The Tanishq issue is not a moral commentary on respecting the role of advertising in a society but a wake up call about something which is playing deep with our thinking for the vested business interests of few.
Of course, the portrayal and intended messaging of Tanishq is absolutely not wrong. Of course, a progressive brand having a POV on culture is not wrong.
Of course, ASCI finding it not in violation of any code is not wrong. And lastly, Tata withdrawing the ad to protect its employee is not wrong.
No one is wrong! I don’t think this merits any debate at all.
There have been countless examples in advertising, where brands have expressed their POV on society, culture, humanity – Surf Excel, Red Label, Google, Fastrack, etc. These brands had all brought in a POV and hopefully made a large impact in our thinking. And they were right. What cinema used to do societies (and probably still does), advertising should and must do the same. Nothing wrong in it either.

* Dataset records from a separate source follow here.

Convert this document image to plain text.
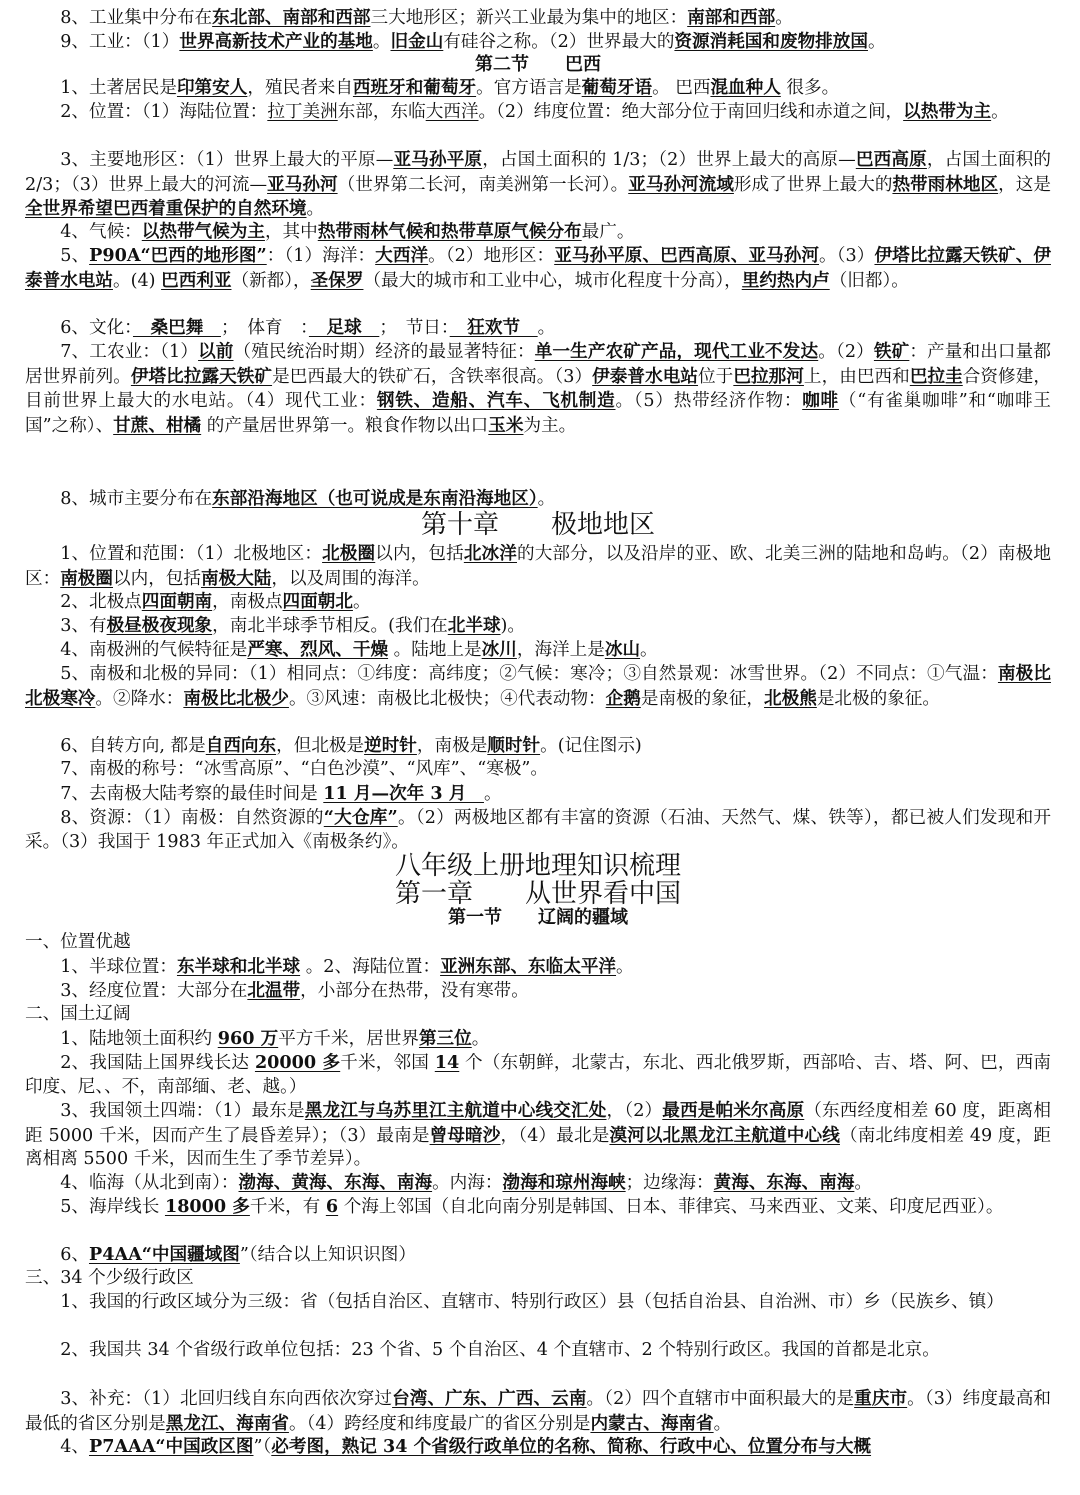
8、工业集中分布在东北部、南部和西部三大地形区；新兴工业最为集中的地区：南部和西部。

9、工业：（1）世界高新技术产业的基地。旧金山有硅谷之称。（2）世界最大的资源消耗国和废物排放国。

第二节　　巴西

1、土著居民是印第安人，殖民者来自西班牙和葡萄牙。官方语言是葡萄牙语。 巴西混血种人 很多。

2、位置：（1）海陆位置：拉丁美洲东部，东临大西洋。（2）纬度位置：绝大部分位于南回归线和赤道之间，以热带为主。

3、主要地形区：（1）世界上最大的平原—亚马孙平原，占国土面积的 1/3；（2）世界上最大的高原—巴西高原，占国土面积的 2/3；（3）世界上最大的河流—亚马孙河（世界第二长河，南美洲第一长河）。亚马孙河流域形成了世界上最大的热带雨林地区，这是全世界希望巴西着重保护的自然环境。

4、气候：以热带气候为主，其中热带雨林气候和热带草原气候分布最广。

5、P90A“巴西的地形图”：（1）海洋：大西洋。（2）地形区：亚马孙平原、巴西高原、亚马孙河。（3）伊塔比拉露天铁矿、伊泰普水电站。(4) 巴西利亚（新都），圣保罗（最大的城市和工业中心，城市化程度十分高），里约热内卢（旧都）。

6、文化：　桑巴舞　；　体育　：　足球　；　节日：　狂欢节　。

7、工农业：（1）以前（殖民统治时期）经济的最显著特征：单一生产农矿产品，现代工业不发达。（2）铁矿：产量和出口量都居世界前列。伊塔比拉露天铁矿是巴西最大的铁矿石，含铁率很高。（3）伊泰普水电站位于巴拉那河上，由巴西和巴拉圭合资修建，目前世界上最大的水电站。（4）现代工业：钢铁、造船、汽车、飞机制造。（5）热带经济作物：咖啡（“有雀巢咖啡”和“咖啡王国”之称）、甘蔗、柑橘 的产量居世界第一。粮食作物以出口玉米为主。

8、城市主要分布在东部沿海地区（也可说成是东南沿海地区）。

第十章　　极地地区

1、位置和范围：（1）北极地区：北极圈以内，包括北冰洋的大部分，以及沿岸的亚、欧、北美三洲的陆地和岛屿。（2）南极地区：南极圈以内，包括南极大陆，以及周围的海洋。

2、北极点四面朝南，南极点四面朝北。

3、有极昼极夜现象，南北半球季节相反。(我们在北半球)。

4、南极洲的气候特征是严寒、烈风、干燥 。陆地上是冰川，海洋上是冰山。

5、南极和北极的异同：（1）相同点：①纬度：高纬度；②气候：寒冷；③自然景观：冰雪世界。（2）不同点：①气温：南极比北极寒冷。②降水：南极比北极少。③风速：南极比北极快；④代表动物：企鹅是南极的象征，北极熊是北极的象征。

6、自转方向, 都是自西向东，但北极是逆时针，南极是顺时针。(记住图示)

7、南极的称号：“冰雪高原”、“白色沙漠”、“风库”、“寒极”。

7、去南极大陆考察的最佳时间是 11 月—次年 3 月　。

8、资源：（1）南极：自然资源的“大仓库”。（2）两极地区都有丰富的资源（石油、天然气、煤、铁等），都已被人们发现和开采。（3）我国于 1983 年正式加入《南极条约》。

八年级上册地理知识梳理

第一章　　从世界看中国

第一节　　辽阔的疆域

一、位置优越

1、半球位置：东半球和北半球 。2、海陆位置：亚洲东部、东临太平洋。

3、经度位置：大部分在北温带，小部分在热带，没有寒带。

二、国土辽阔

1、陆地领土面积约 960 万平方千米，居世界第三位。

2、我国陆上国界线长达 20000 多千米，邻国 14 个（东朝鲜，北蒙古，东北、西北俄罗斯，西部哈、吉、塔、阿、巴，西南印度、尼、、不，南部缅、老、越。）

3、我国领土四端：（1）最东是黑龙江与乌苏里江主航道中心线交汇处，（2）最西是帕米尔高原（东西经度相差 60 度，距离相距 5000 千米，因而产生了晨昏差异）；（3）最南是曾母暗沙，（4）最北是漠河以北黑龙江主航道中心线（南北纬度相差 49 度，距离相离 5500 千米，因而生生了季节差异）。

4、临海（从北到南）：渤海、黄海、东海、南海。内海：渤海和琼州海峡；边缘海：黄海、东海、南海。

5、海岸线长 18000 多千米，有 6 个海上邻国（自北向南分别是韩国、日本、菲律宾、马来西亚、文莱、印度尼西亚）。

6、P4AA“中国疆域图”（结合以上知识识图）

三、34 个少级行政区

1、我国的行政区域分为三级：省（包括自治区、直辖市、特别行政区）县（包括自治县、自治洲、市）乡（民族乡、镇）

2、我国共 34 个省级行政单位包括：23 个省、5 个自治区、4 个直辖市、2 个特别行政区。我国的首都是北京。

3、补充：（1）北回归线自东向西依次穿过台湾、广东、广西、云南。（2）四个直辖市中面积最大的是重庆市。（3）纬度最高和最低的省区分别是黑龙江、海南省。（4）跨经度和纬度最广的省区分别是内蒙古、海南省。

4、P7AAA“中国政区图”（必考图，熟记 34 个省级行政单位的名称、简称、行政中心、位置分布与大概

But lately, there has been something drastically wrong. And we can easily fix this – the liberty and power that has been handed over to faceless, nameless, crass, abusive trolls by a few social media channels. The ones who fire up at anything and everything to get some thrills. This twisted mentality comes at the cost of people, lives, society, culture, and mental health. Yes, freedom of speech is crucial to our fundamental right, but the freedom to fire in a cache mode is not.

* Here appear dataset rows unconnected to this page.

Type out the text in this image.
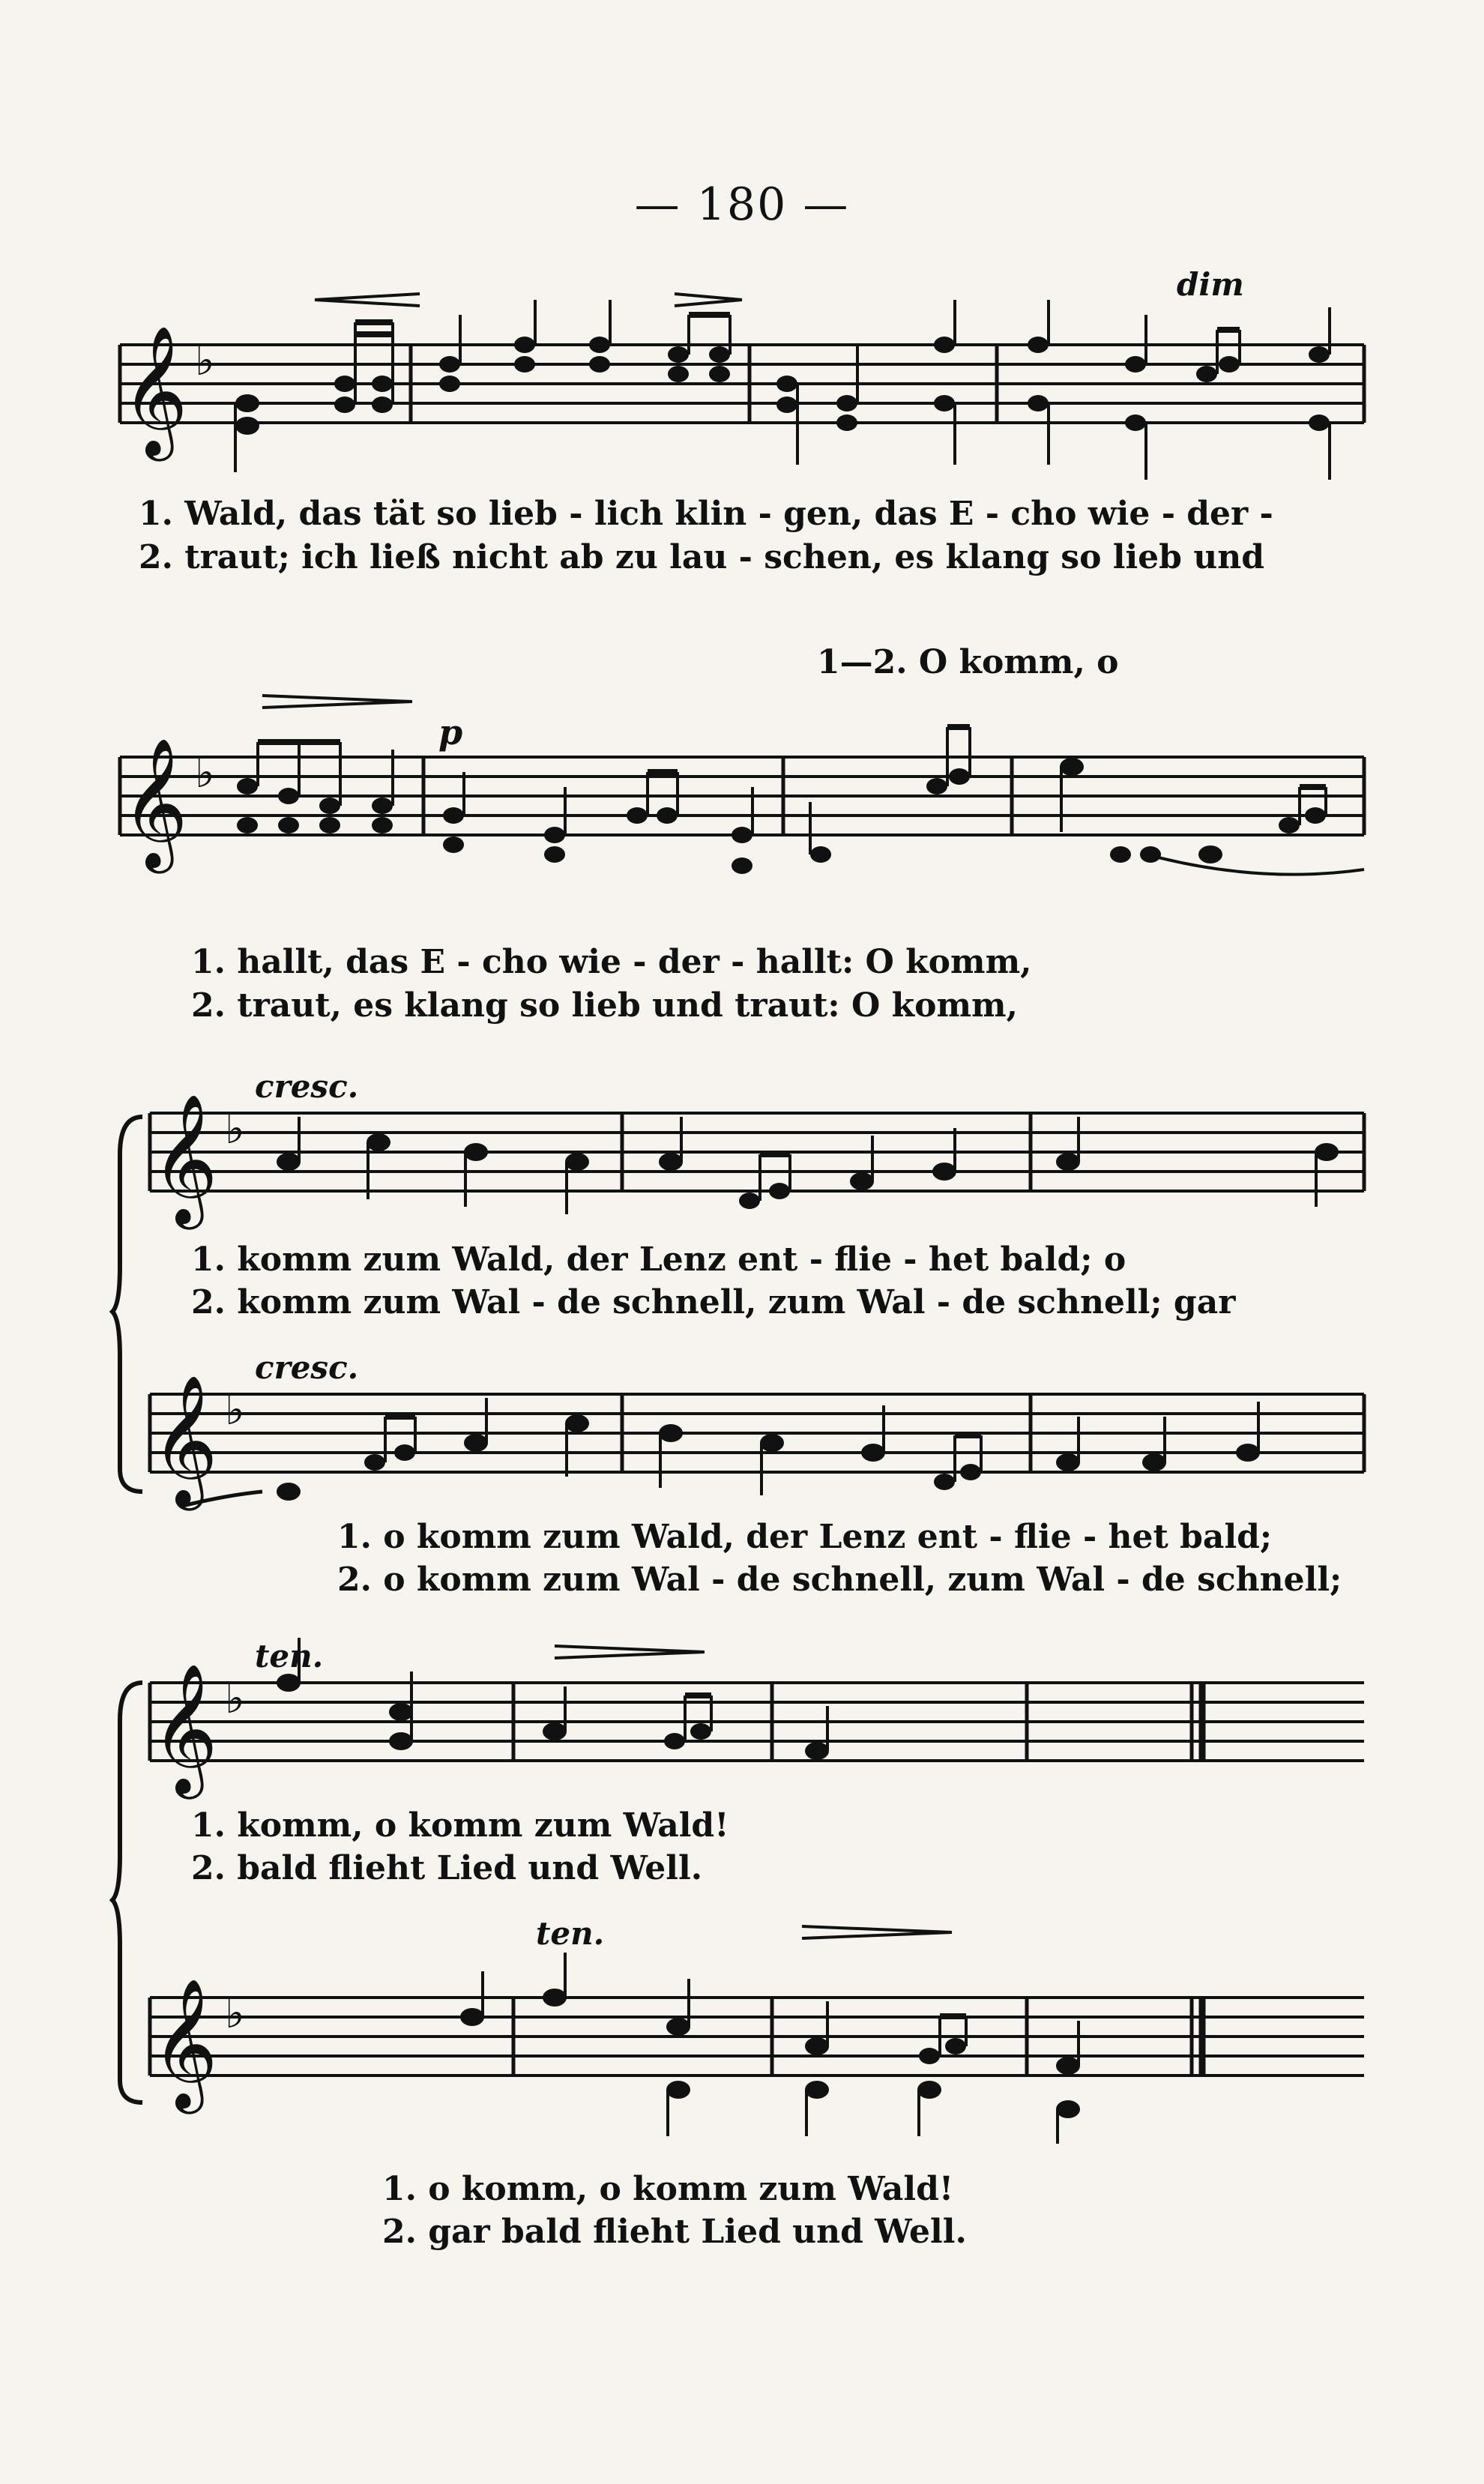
— 180 —
𝄞 ♭
dim
1. Wald, das tät so lieb - lich klin - gen, das E - cho wie - der -
2. traut; ich ließ nicht ab zu lau - schen, es klang so lieb und
1—2. O komm, o
𝄞 ♭
p
1. hallt, das E - cho wie - der - hallt: O komm,
2. traut, es klang so lieb und traut: O komm,
𝄞 ♭
𝄞 ♭
cresc.
1. komm zum Wald, der Lenz ent - flie - het bald; o
2. komm zum Wal - de schnell, zum Wal - de schnell; gar
cresc.
1. o komm zum Wald, der Lenz ent - flie - het bald;
2. o komm zum Wal - de schnell, zum Wal - de schnell;
𝄞 ♭
𝄞 ♭
ten.
1. komm, o komm zum Wald!
2. bald flieht Lied und Well.
ten.
1. o komm, o komm zum Wald!
2. gar bald flieht Lied und Well.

And it is a sick and a coward mind who triggers such conversations for some other innocent fellows to follow. Anonymous social media access has given them an easy handle to create such furore at the click of a button. And no real effort.
Tanishq was forced to pull down its advertisement featuring an inter-religious marriage, after much outrage from social media users. The controversy has sparked off conversations across media and advertising circles about the threat to freedom of creative expression.

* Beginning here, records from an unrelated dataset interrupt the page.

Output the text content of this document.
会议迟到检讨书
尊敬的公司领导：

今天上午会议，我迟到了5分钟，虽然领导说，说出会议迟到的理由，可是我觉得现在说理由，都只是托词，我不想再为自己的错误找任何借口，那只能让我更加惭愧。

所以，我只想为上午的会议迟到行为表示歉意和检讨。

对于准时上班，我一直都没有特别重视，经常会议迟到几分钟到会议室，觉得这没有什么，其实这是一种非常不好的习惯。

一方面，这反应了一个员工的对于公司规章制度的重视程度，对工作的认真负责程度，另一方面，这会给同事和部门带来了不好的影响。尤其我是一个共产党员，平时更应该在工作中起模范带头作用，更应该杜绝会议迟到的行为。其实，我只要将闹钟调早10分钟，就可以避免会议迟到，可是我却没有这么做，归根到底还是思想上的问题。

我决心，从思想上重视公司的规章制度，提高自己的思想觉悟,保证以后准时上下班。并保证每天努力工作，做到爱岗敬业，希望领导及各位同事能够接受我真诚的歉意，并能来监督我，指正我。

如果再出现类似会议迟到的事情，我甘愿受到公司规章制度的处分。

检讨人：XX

But we can stop these misdirected frustrations of such faceless people. By introducing a stringent KYC on such social media sites. Social media is not just an entertainment corner now. It is manoeuvring people, transforming lives, selecting presidents, starting global movements and whatnot.
If Airbnb has made KYC mandatory for all users, why can’t giants like the Facebooks and Twitters of the world? They are providing more than bed and breakfast, and we spend more time on their websites than in any BnB.
The moment the twisted minds get a face, they will go back to their holes. And they can’t afford to get exposed, because then they will be publicly shamed. I wonder how many such trolls will ever come to be recognised and stand up to provide a valid explanation if asked.
The Tanishq issue is a great opportunity to propose and regulate some social media sites to make KYC mandatory to open an account. It might reduce the concealed business agenda of generating traffic, engagements for various brands, political leaders, influencers in the short term- but it will surely help these sites to stay credible, provide real quality engagement and metrics for many years to come. It’s their responsibility. It’s our responsibility. And it is not wrong.